Sommige bestemmingen kies je niet per toeval. Vallée du Loir is zo’n bestemming. Deze eenvoudige, authentieke streek op nauwelijks 40 km ten noorden van de beroemde Loirevallei ligt ver van de platgetreden paden en heeft heel wat te bieden. Magisch licht, adembenemende landschappen, streekgerechten, eindeloze wijnranken… We onthullen 7 geheime geheimen:
Geheimtip 1: De kastelen van de Vallée du Loir.
Het schitterende kasteel van Le Lude is een getuigenis van 4 eeuwen Franse architectuur. Dit kasteel hoeft helemaal niet onder te doen voor de beroemde kastelen meer in het zuiden. Al even stijlvol zijn het kasteel van Baugé of dat van Bazouges, beide ook in witte natuursteen opgetrokken.
Geheimtip 2: De AOC-wijnen Jasnières en Coteaux de Loir.
Proef je de zon. Als je de Loirevallei achter je laat, gaat een nieuwe wereld voor je open: in de vallée du Loir bestaan er nog kleine wijngaarden dankzij het talent van enkele wijnboeren die gehecht zijn aan hun grond. Ontdek deze wijnstreek zoals je zelf wilt: met een bezoek aan de wijnkelders met het label ‘Caves Touristiques’, een tocht langs de fietslussen doorheen de wijngaarden of een van de bekende wandel- en fietstochten ‘Vignes, Vins Randos’, elke 1ste zaterdag van september, die volledig in het teken staan van de wijn.
Geheimtip 3: De mythische restaurants en cafés van de 24 uur van Le Mans.
In La Chartre-sur-le-Loir is Hôtel de France een pas gerenoveerd landelijk hotel, dat een Britse sfeer uitademt. Heel wat beroemdheden kwamen er over de vloer, zoals de Kennedy’s, Steve Mac Queen, Franse presidenten … Vroeger weerklonk over de 40 kilometer tussen Hôtel de France en Le Mans het lawaai van de raceauto’s. Tegenwoordig is Hôtel de France volledig heruitgevonden: het is het adres in de Vallée du Loir om zich te herbronnen en culinair te laten verwennen. Een charmehotel!
Geheimtip 4: Zoo de La Flèche
Een van de mooiste dierenparken van Europa. Hier wonen 1500 dieren, waarvan sommige tot de meest zeldzame soorten op aarde behoren. De natuurlijke omgeving draagt bij tot het welzijn van de dieren en maakt van dit park een wondermooie plek. Hier wordt je droom werkelijkheid: je kunt er een ongewone nacht doorbrengen in de Safari Lodge en slapen in een originele chalet met zicht op een ijs- of grizzlybeer, of witte wolven!
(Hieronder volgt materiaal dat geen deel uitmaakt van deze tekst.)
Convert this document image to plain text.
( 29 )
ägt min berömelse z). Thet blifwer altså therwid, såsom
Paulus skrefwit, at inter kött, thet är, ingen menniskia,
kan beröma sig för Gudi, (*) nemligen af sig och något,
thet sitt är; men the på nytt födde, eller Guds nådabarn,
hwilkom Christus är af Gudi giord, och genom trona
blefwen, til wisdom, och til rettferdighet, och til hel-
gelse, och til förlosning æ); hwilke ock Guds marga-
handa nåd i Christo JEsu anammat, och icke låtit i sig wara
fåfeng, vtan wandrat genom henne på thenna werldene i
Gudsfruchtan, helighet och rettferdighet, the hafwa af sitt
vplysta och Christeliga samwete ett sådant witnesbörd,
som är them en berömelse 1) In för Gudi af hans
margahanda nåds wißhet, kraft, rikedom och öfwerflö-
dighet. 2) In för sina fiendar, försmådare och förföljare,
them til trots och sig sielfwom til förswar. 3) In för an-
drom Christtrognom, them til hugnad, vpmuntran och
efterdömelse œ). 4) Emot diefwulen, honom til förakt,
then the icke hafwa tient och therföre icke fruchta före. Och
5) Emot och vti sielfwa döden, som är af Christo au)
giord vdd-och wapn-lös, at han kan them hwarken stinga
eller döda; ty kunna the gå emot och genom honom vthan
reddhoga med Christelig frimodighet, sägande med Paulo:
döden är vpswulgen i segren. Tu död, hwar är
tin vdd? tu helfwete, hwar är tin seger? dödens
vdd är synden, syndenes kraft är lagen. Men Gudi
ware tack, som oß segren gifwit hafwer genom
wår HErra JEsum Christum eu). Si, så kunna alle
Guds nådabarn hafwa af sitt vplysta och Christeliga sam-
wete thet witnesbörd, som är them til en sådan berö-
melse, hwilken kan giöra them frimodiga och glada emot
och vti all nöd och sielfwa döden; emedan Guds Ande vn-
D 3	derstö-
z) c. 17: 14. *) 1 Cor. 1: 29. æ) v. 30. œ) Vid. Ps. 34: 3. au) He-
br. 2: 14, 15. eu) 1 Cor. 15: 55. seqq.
Geheimtip 5: Schitterende tuinen.
De tuin van Fontaine Blineau is geïnspireerd op de Engelse tuinen en onderverdeeld in verschillende ruimtes met grappige namen (‘Qui s’y frotte s’y pique’…). De gesloten tuin van de Prieuré de Vauboin is dan weer in een totaal andere stijl aangelegd aan de voet van een heuvel. Met zijn eeuwenoude buxussen, klooster en labyrint hangt er een spirituele sfeer. In de tuin van het kasteel van Poncé, geklasseerd als ‘Jardin remarquable’, komt je als bezoeker terecht in een wereld vol symmetrie, eigen aan de Franse tuinen. Wil je graag zelf zo’n stukje droomtuin, ga dan begin juni naar het weekend van de tuiniers in het kasteel van Le Lude.
Geheimtip 6: Sterrenrestaurant.
Stap eens uit je dagelijkse routine en verras je smaakpapillen in het restaurant ‘Le Moulin des Quatre saisons’, aan de oever van de Loir. Een vaste waarde, want de kookkunsten die de talentvolle Camille Constantin in dit 16de-eeuwse gebouw uit zijn mouw tovert, zijn bekroond met een eerste ster in de Michelingids. In je bord ontdek je een smaakvolle en gedurfde keuken, met zowel tijdloze klassiekers die rimpelloos de tand des tijds doorstaan als bekende gerechten die in een modern jasje zijn gestoken.
Geheimtip 7: Het bos van Bercé.
Een van de mooiste van Frankrijk, is geklasseerd als ‘Forêt d’Exception’. Het strekt zich uit over 5400 hectare. De eiken en naaldbomen groeien op een uitgestrekt plateau hoog boven de Vallée du Loir, tussen Tours en Le Mans. Dit overblijfsel van het reusachtige Gallische woud van de Carnutes staat bekend om zijn eiken van honderden jaren oud, beekjes, bronnen en mooie paden. Een ideale omgeving om te wandelen, te paardrijden of te mountainbiken.